None of us realized, however that this accident, the result of childish play, was allowed by God to save my life and give me a different direction in the future.
It was the first day of 7th grade and we were all sitting in our classroom talking. Suddenly the door banged open and the new teacher strode in.
“Shut up!” he said.
When some of us ignored his order, we were immediately hauled up to the black board and told to put our noses on it until we were ready to sit still and listen!
Mr. Gauthier was fresh out of the Marines and from one year of teaching in Boston; he was as tough as they came. And we loved him. He was the first really strong male role model we’d had in grammar school and we were willing and eager to follow him.
Being extremely creative, he took us “out of the box” in many ways. He had us read literature that stretched us, like the Ancient Mariner. He made us memorize all the US Presidents, the years they served, their parties and state of birth. He taught us how to take notes, how to make an outline and how to study.
He had us reenact the battle of Gettysburg on the playground, allowing us to bring old rifles to school and march around the “battlefield.”
The day the Berlin Wall went up, he had us sitting out under the trees talking about its impact. He was always discussing current events. He made us think.
He was also our football and basketball coach, teaching us about teamwork, about thinking on our feet and following directions.
I thought of him often in my first year of teaching: “What would Mr. Gauthier do in this situation?” I’d ask myself. He was another gift in the preparation God was building into my life.

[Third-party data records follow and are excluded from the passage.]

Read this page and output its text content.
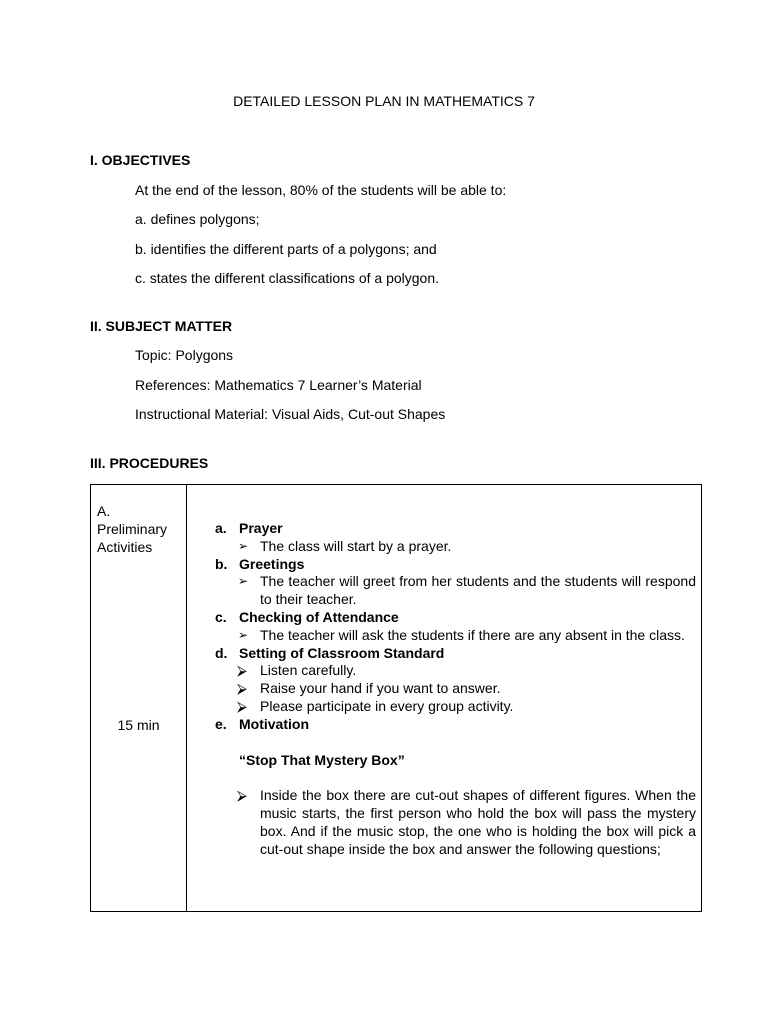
DETAILED LESSON PLAN IN MATHEMATICS 7
I. OBJECTIVES
At the end of the lesson, 80% of the students will be able to:
a. defines polygons;
b. identifies the different parts of a polygons; and
c. states the different classifications of a polygon.
II. SUBJECT MATTER
Topic: Polygons
References: Mathematics 7 Learner’s Material
Instructional Material: Visual Aids, Cut-out Shapes
III. PROCEDURES
A.
Preliminary
Activities
15 min
a. Prayer
➢ The class will start by a prayer.
b. Greetings
➢ The teacher will greet from her students and the students will respond to their teacher.
c. Checking of Attendance
➢ The teacher will ask the students if there are any absent in the class.
d. Setting of Classroom Standard
⮚ Listen carefully.
⮚ Raise your hand if you want to answer.
⮚ Please participate in every group activity.
e. Motivation
“Stop That Mystery Box”
⮚ Inside the box there are cut-out shapes of different figures. When the music starts, the first person who hold the box will pass the mystery box. And if the music stop, the one who is holding the box will pick a cut-out shape inside the box and answer the following questions;
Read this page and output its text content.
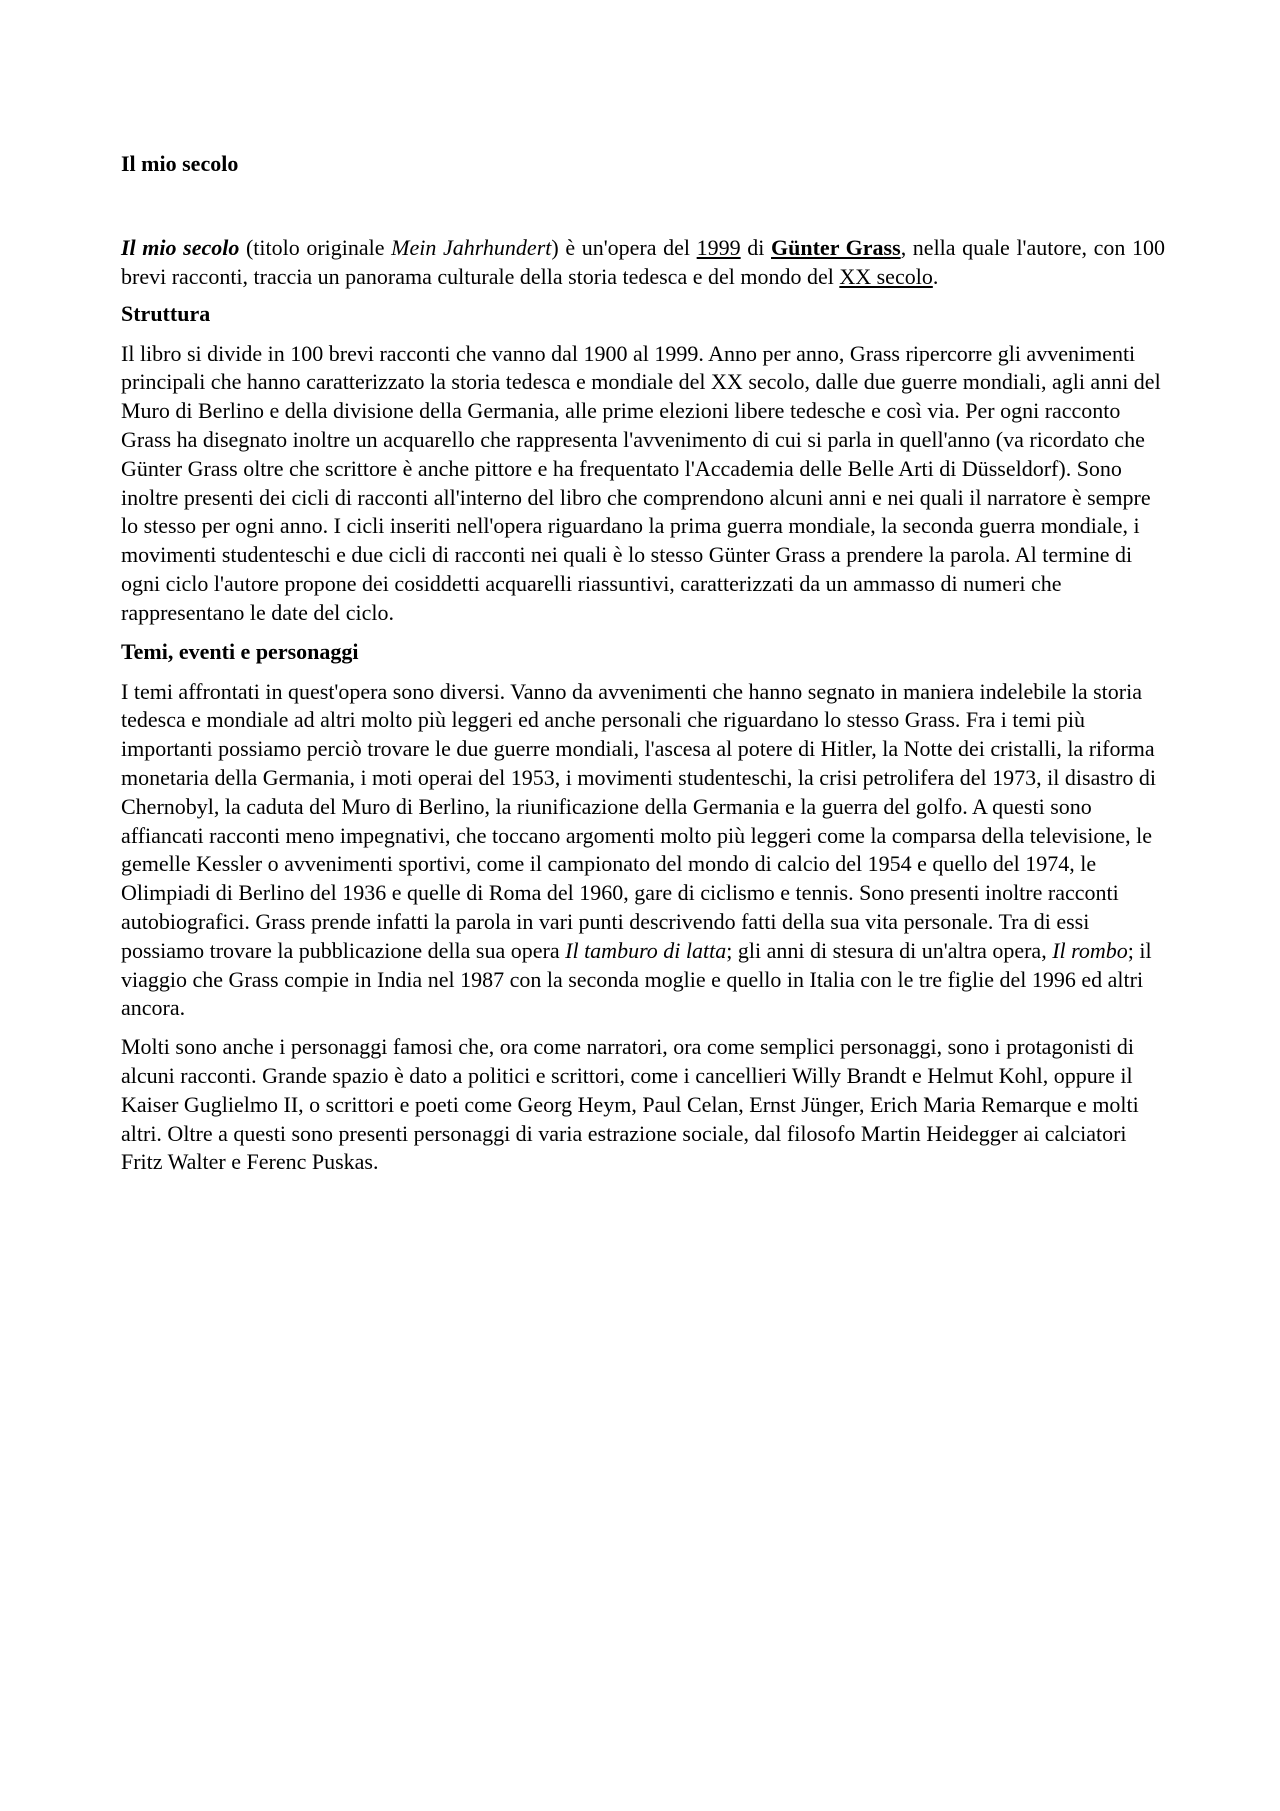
Il mio secolo

Il mio secolo (titolo originale Mein Jahrhundert) è un'opera del 1999 di Günter Grass, nella quale l'autore, con 100 brevi racconti, traccia un panorama culturale della storia tedesca e del mondo del XX secolo.

Struttura

Il libro si divide in 100 brevi racconti che vanno dal 1900 al 1999. Anno per anno, Grass ripercorre gli avvenimenti principali che hanno caratterizzato la storia tedesca e mondiale del XX secolo, dalle due guerre mondiali, agli anni del Muro di Berlino e della divisione della Germania, alle prime elezioni libere tedesche e così via. Per ogni racconto Grass ha disegnato inoltre un acquarello che rappresenta l'avvenimento di cui si parla in quell'anno (va ricordato che Günter Grass oltre che scrittore è anche pittore e ha frequentato l'Accademia delle Belle Arti di Düsseldorf). Sono inoltre presenti dei cicli di racconti all'interno del libro che comprendono alcuni anni e nei quali il narratore è sempre lo stesso per ogni anno. I cicli inseriti nell'opera riguardano la prima guerra mondiale, la seconda guerra mondiale, i movimenti studenteschi e due cicli di racconti nei quali è lo stesso Günter Grass a prendere la parola. Al termine di ogni ciclo l'autore propone dei cosiddetti acquarelli riassuntivi, caratterizzati da un ammasso di numeri che rappresentano le date del ciclo.

Temi, eventi e personaggi

I temi affrontati in quest'opera sono diversi. Vanno da avvenimenti che hanno segnato in maniera indelebile la storia tedesca e mondiale ad altri molto più leggeri ed anche personali che riguardano lo stesso Grass. Fra i temi più importanti possiamo perciò trovare le due guerre mondiali, l'ascesa al potere di Hitler, la Notte dei cristalli, la riforma monetaria della Germania, i moti operai del 1953, i movimenti studenteschi, la crisi petrolifera del 1973, il disastro di Chernobyl, la caduta del Muro di Berlino, la riunificazione della Germania e la guerra del golfo. A questi sono affiancati racconti meno impegnativi, che toccano argomenti molto più leggeri come la comparsa della televisione, le gemelle Kessler o avvenimenti sportivi, come il campionato del mondo di calcio del 1954 e quello del 1974, le Olimpiadi di Berlino del 1936 e quelle di Roma del 1960, gare di ciclismo e tennis. Sono presenti inoltre racconti autobiografici. Grass prende infatti la parola in vari punti descrivendo fatti della sua vita personale. Tra di essi possiamo trovare la pubblicazione della sua opera Il tamburo di latta; gli anni di stesura di un'altra opera, Il rombo; il viaggio che Grass compie in India nel 1987 con la seconda moglie e quello in Italia con le tre figlie del 1996 ed altri ancora.

Molti sono anche i personaggi famosi che, ora come narratori, ora come semplici personaggi, sono i protagonisti di alcuni racconti. Grande spazio è dato a politici e scrittori, come i cancellieri Willy Brandt e Helmut Kohl, oppure il Kaiser Guglielmo II, o scrittori e poeti come Georg Heym, Paul Celan, Ernst Jünger, Erich Maria Remarque e molti altri. Oltre a questi sono presenti personaggi di varia estrazione sociale, dal filosofo Martin Heidegger ai calciatori Fritz Walter e Ferenc Puskas.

Mr. Gauthier’s good teaching was unable, however, to fully overcome my difficulty with academics. Each day after school I still had to carefully go over all the material presented in class, trying to understand each concept. It took a lot of work to make it sink in.
I struggled especially with math, and had almost stayed back in the fifth grade because of my weakness in that subject—that would have been disastrous, as my brother Les was in the grade behind me. But the Lord spared me that humiliation.
One of my favorite places to do my homework was the old desk up in the empty haymow of the cow barn and that’s where I retreated to work on my most difficult projects.
The assignment of a term paper in 8th grade hadn’t seemed so bad in the beginning, but it become a huge mountain in my mind—and more destructively, in my emotions.
I sat at the old desk with my note cards strewn over it, trying to bring them into some order. But pulling together all those references seemed beyond my ability and I felt hopelessly overwhelmed.
I stood up and climbed down out of the haymow to the barn floor. I decided it was better to do something I felt competent at, so I went to clean the gutters behind the cows.
As the term paper project progressed, I kept feeling that no matter how much I worked on it, I had never done enough. There was no release, no sense of finishing something well. It just went on and on with no end in sight. I was trapped in the feeling that I would never complete this work, that I was incompetent, a total failure.
These feelings slowly etched themselves into my soul. They hovered over me like a shadow forming another part of the cage around my heart.
This was a prison I would dwell in for many years as I struggled with the sense of never reaching a completion of my work, never doing enough to measure up, never finishing well.
These negative feelings were joined by another lie that had become part of my emotional life: my worth comes from my work. If I performed well, worth was there; when I was subpar in work or failed, then I felt worthless. As this struggle accompanied me into high school, a cloud of depression slowly began to form around me.